Environmentalists Continue to Be Persecuted in Iran
By Sedighe Shahrokhi
Iran is soon to try eight environmentalists, with four of them facing the death penalty and the others facing over 10 years of imprisonment. The environmentalists are members of the Persian Wildlife Heritage Foundation (PWHF), a prominent environmental organisation. Their crime was simply to conduct surveys of the Asiatic cheetah (also known as the Persian or Iranian cheetah) – a critically endangered species.
They are not the only environmentalists in the country that have been arrested and are due to go on trial. There have been a number of cases in the past year where environmentalists have been arrested and falsely accused of “collecting classified information” or espionage – charges that the regime has made up so as to be able to detain them.
This is exactly the case with the PWHF environmentalists. The authorities are absurdly claiming that the individuals have links to Israeli and American intelligence agencies.
Not only have the PWHF’s projects been pre-approved by the relevant governmental organisations and authorities, but many officials have concluded that the environmentalists are innocent and should be released. The Iranian president’s legal deputy, a fact-finding committee, the environmental department of the government and several ministries have attested to the allegations being baseless.
Yet, they have still been detained and have been denied due process thus far. They were forced, through the use of torture, to confess to crimes they did not commit.
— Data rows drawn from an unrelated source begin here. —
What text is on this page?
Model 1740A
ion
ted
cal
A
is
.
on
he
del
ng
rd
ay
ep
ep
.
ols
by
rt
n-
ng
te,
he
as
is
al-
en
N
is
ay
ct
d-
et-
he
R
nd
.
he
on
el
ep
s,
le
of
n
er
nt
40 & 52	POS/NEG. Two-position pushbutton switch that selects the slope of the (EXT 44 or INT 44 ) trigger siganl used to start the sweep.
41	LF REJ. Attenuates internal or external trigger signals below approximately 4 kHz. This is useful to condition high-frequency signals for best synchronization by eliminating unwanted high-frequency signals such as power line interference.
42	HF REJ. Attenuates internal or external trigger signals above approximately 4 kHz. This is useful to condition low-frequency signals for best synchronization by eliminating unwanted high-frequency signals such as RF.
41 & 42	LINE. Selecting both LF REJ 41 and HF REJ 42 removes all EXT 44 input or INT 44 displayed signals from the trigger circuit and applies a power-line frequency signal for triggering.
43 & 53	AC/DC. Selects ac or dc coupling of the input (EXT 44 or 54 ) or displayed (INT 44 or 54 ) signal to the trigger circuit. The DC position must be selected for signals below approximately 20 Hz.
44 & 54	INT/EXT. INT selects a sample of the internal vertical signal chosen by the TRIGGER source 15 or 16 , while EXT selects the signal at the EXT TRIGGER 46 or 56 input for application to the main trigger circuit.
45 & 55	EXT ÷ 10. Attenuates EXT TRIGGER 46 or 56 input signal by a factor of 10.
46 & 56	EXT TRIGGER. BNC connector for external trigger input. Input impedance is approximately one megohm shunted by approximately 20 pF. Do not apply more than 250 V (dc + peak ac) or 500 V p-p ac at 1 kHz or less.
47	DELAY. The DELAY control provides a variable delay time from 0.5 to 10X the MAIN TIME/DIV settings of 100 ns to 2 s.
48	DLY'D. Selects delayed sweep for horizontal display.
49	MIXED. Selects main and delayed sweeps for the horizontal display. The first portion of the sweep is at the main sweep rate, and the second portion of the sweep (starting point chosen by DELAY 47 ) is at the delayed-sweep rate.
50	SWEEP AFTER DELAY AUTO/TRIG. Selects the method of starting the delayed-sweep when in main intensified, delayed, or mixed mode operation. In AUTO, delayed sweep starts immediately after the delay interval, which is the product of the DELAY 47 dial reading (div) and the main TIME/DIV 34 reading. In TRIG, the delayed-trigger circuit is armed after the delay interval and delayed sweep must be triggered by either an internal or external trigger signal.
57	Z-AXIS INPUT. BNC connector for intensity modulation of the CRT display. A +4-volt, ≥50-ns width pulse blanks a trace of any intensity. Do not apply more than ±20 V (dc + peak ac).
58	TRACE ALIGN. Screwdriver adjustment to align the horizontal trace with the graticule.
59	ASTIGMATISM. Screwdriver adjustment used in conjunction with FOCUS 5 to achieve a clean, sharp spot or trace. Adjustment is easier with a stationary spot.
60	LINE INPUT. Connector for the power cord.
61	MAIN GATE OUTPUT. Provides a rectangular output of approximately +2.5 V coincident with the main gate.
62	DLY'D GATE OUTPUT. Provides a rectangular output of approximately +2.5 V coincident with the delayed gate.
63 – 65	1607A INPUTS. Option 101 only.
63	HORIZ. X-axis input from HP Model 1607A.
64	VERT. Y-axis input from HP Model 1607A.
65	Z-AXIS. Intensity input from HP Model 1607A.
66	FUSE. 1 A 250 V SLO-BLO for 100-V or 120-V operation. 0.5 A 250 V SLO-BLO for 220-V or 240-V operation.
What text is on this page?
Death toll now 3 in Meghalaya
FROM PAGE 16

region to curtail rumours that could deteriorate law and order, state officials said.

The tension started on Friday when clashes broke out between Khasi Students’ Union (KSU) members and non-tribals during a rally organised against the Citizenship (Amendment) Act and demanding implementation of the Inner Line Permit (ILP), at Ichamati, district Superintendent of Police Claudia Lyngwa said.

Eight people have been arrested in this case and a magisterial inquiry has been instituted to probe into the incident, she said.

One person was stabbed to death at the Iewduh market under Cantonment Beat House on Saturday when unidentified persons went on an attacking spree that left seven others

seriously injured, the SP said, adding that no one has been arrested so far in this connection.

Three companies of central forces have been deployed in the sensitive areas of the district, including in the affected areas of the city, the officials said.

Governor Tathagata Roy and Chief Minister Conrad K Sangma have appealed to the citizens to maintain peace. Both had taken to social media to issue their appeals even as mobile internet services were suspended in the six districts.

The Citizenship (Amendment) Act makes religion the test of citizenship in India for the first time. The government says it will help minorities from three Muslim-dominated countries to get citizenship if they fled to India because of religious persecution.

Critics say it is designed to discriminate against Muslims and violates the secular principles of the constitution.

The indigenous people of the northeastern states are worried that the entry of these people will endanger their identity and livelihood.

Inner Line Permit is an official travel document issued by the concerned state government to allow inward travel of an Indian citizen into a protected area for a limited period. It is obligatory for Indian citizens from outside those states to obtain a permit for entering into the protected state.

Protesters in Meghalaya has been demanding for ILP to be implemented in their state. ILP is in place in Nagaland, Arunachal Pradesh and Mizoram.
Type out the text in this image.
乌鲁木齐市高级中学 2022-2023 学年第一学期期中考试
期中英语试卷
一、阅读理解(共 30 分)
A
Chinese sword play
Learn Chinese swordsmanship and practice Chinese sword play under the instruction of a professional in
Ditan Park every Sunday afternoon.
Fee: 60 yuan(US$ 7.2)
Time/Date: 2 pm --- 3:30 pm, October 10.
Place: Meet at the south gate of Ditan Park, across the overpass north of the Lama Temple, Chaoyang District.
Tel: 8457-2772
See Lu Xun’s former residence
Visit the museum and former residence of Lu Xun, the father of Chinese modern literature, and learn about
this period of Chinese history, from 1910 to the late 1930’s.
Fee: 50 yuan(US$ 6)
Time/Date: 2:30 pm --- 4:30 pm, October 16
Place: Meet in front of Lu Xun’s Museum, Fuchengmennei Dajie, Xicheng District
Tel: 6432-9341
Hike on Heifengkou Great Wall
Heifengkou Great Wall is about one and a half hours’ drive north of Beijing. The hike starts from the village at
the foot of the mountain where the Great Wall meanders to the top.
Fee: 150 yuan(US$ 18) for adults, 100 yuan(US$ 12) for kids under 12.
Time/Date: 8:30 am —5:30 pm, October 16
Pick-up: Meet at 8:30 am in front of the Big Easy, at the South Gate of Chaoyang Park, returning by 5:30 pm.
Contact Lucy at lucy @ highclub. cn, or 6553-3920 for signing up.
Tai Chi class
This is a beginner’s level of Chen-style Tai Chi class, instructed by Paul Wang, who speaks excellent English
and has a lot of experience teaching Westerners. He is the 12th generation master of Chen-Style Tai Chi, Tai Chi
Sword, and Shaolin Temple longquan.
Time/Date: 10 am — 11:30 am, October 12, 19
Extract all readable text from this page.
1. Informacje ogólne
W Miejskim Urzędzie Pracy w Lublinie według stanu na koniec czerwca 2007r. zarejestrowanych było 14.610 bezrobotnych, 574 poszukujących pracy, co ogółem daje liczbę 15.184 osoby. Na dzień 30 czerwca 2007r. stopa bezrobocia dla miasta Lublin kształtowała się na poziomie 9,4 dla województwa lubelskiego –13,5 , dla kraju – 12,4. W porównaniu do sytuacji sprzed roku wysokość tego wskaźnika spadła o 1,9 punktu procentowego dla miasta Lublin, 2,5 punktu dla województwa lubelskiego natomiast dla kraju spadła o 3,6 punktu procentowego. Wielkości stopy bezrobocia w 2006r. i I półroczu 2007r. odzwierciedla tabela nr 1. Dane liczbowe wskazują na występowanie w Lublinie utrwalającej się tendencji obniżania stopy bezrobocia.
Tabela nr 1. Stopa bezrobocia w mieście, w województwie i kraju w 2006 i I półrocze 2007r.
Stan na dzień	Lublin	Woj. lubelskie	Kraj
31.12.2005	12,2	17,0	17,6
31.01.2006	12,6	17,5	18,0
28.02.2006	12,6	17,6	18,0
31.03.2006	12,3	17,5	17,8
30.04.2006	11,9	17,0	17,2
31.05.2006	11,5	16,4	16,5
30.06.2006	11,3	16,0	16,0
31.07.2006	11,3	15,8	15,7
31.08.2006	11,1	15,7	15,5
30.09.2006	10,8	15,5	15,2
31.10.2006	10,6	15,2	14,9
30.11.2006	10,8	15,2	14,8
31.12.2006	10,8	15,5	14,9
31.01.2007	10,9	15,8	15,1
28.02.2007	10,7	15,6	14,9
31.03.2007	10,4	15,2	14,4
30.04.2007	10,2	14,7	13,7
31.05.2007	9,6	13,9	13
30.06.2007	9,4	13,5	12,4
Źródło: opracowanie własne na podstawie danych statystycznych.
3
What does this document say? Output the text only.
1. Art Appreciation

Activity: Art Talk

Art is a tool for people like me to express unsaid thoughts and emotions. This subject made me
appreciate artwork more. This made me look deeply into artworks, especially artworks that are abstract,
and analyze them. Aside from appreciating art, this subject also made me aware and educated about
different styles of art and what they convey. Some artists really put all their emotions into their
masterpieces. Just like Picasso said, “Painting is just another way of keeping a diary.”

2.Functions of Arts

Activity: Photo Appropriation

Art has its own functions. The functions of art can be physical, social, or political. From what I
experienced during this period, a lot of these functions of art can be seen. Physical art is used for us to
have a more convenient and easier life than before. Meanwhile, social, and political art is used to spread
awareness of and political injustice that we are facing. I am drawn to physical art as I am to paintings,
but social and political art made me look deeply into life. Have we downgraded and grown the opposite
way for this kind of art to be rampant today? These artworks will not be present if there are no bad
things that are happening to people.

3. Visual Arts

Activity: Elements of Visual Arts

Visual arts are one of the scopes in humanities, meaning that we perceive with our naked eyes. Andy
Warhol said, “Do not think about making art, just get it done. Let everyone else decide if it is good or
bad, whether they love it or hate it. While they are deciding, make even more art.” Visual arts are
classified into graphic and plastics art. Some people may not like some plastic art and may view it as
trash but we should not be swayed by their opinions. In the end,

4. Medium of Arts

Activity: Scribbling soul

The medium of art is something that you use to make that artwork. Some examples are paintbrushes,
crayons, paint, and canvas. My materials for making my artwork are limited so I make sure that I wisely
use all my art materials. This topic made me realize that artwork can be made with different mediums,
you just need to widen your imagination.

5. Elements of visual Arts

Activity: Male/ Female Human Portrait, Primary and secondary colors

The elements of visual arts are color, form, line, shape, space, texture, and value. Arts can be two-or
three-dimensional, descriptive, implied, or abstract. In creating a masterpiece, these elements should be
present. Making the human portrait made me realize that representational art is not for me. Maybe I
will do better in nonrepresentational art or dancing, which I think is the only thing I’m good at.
Authorities threated that members of their family would be arrested or killed. The environmentalists were also forcefully injected with hallucinogens that the regime describes as “truth serum” and several of them had their fingernails ripped from their fingers.
They have been left in solitary confinement for months and were beaten by prison agents. Their bodies have been badly bruised and their teeth have been broken.
The environmentalists were also denied the right to be represented by the counsel of their choosing and were assigned court appointed lawyers. These lawyers, incidentally, also assert that the environmentalists are innocent.
Many lawmakers are concerned about the treatment of the environmentalists and are calling on Rouhani to ensure that due-process rights are granted. There is also concern about the trial which will be overseen by the notorious Judge Abolghasem Salavati who is known to sentence unfairly, based on forced confessions, and who allows trials to last only a matter of minutes.
The community of environmentalists in Iran are obviously very concerned about the treatment of their colleagues who are expecting a verdict to be announced imminently.
Calls are being made to the United Nations to speak out about these cases, especially because the PWHF have cooperated with the UN on matters.
Their treatment has been horrifying and their work is all the more valuable considering the number of environmental crises the country is currently facing. Instead of persecuting the people that are trying to warn about future dangers and fix the issues that are potentially going to be irreversible, they should be commended, valued and thanked for their selfless dedication.